Possessing the capacity to satisfy the conditions for consciousness (of any level) I will call the state of being alive. What that capacity is and what conditions must be satisfied are issues for another time. For now, what is important is that such a capacity for consciousness is logically and physically possible and that it is logically and physically possible that such conditions that are necessary and sufficient for consciousness can, in principle, be satisfied.
Since consciousness is finite and therefore discontiguous with the existence of which it is not, it then follows that there is existence which is non-consciousness (i.e. those things that do not have the capacity for consciousness and do not satisfy the conditions to be conscious). From this I infer that it is possible for the capacity for consciousness to be disrupted such that the conditions are no longer met. This we can call death.

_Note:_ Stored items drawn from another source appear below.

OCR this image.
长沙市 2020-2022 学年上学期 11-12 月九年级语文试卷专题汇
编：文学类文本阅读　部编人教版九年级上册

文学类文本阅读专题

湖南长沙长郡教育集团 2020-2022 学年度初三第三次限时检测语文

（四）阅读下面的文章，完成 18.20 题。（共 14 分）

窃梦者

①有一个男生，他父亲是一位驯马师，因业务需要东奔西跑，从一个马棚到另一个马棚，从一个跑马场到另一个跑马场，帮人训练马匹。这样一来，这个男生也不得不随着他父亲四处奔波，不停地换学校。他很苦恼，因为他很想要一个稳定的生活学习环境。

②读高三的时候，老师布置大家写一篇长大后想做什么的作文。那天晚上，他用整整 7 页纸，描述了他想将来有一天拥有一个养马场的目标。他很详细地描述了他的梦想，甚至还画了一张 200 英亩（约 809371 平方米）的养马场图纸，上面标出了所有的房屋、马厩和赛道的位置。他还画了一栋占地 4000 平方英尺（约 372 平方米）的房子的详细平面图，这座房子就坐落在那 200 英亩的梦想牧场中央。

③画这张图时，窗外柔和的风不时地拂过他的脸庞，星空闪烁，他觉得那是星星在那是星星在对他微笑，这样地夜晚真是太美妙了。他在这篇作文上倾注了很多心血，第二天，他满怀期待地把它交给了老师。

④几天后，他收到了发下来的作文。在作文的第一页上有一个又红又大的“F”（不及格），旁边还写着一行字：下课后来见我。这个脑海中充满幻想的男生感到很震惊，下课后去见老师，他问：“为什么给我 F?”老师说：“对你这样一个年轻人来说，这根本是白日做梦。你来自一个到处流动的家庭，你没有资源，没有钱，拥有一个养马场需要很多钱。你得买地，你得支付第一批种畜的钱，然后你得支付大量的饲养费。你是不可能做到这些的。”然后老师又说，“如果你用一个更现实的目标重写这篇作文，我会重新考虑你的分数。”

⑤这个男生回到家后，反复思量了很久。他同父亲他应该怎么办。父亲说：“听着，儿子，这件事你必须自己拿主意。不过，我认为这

Death, lacking consciousness, is unaware of its existence by virtue of the fact that it does not have experiences and is not aware of its not having experiences. Consciousness necessarily has experiences and is aware of having those experiences.
Let’s further analyze these two necessary conditions: having experiences and being aware of having experiences. The word having indicates that there is a subject of both the experience and the awareness – a self or I that is the subject that has a relationship to the experiences and possesses an awareness of those experiences. This subject is not the experiences themselves but is the finite experiencer. Being the subject of experience – the possessor of the finite awareness of experience – necessarily means that this self is partial to its own existence by virtue of the fact that it by definition cannot be that which it is not and therefore must be and can only be that which it is. In other words, the self has an interest in itself on account of the fact that it can only either be itself or be nothing at all (i.e. be alive or be dead).
We have now established that there is a self – a finite subject of experiences and awareness of those experiences – and that this self, being finite, only approximates existence as it actually is through representations of experience (i.e. a model of actual existence). But how did this consciousness come about? Why is it here and what is it for? Those questions will have to wait for another post.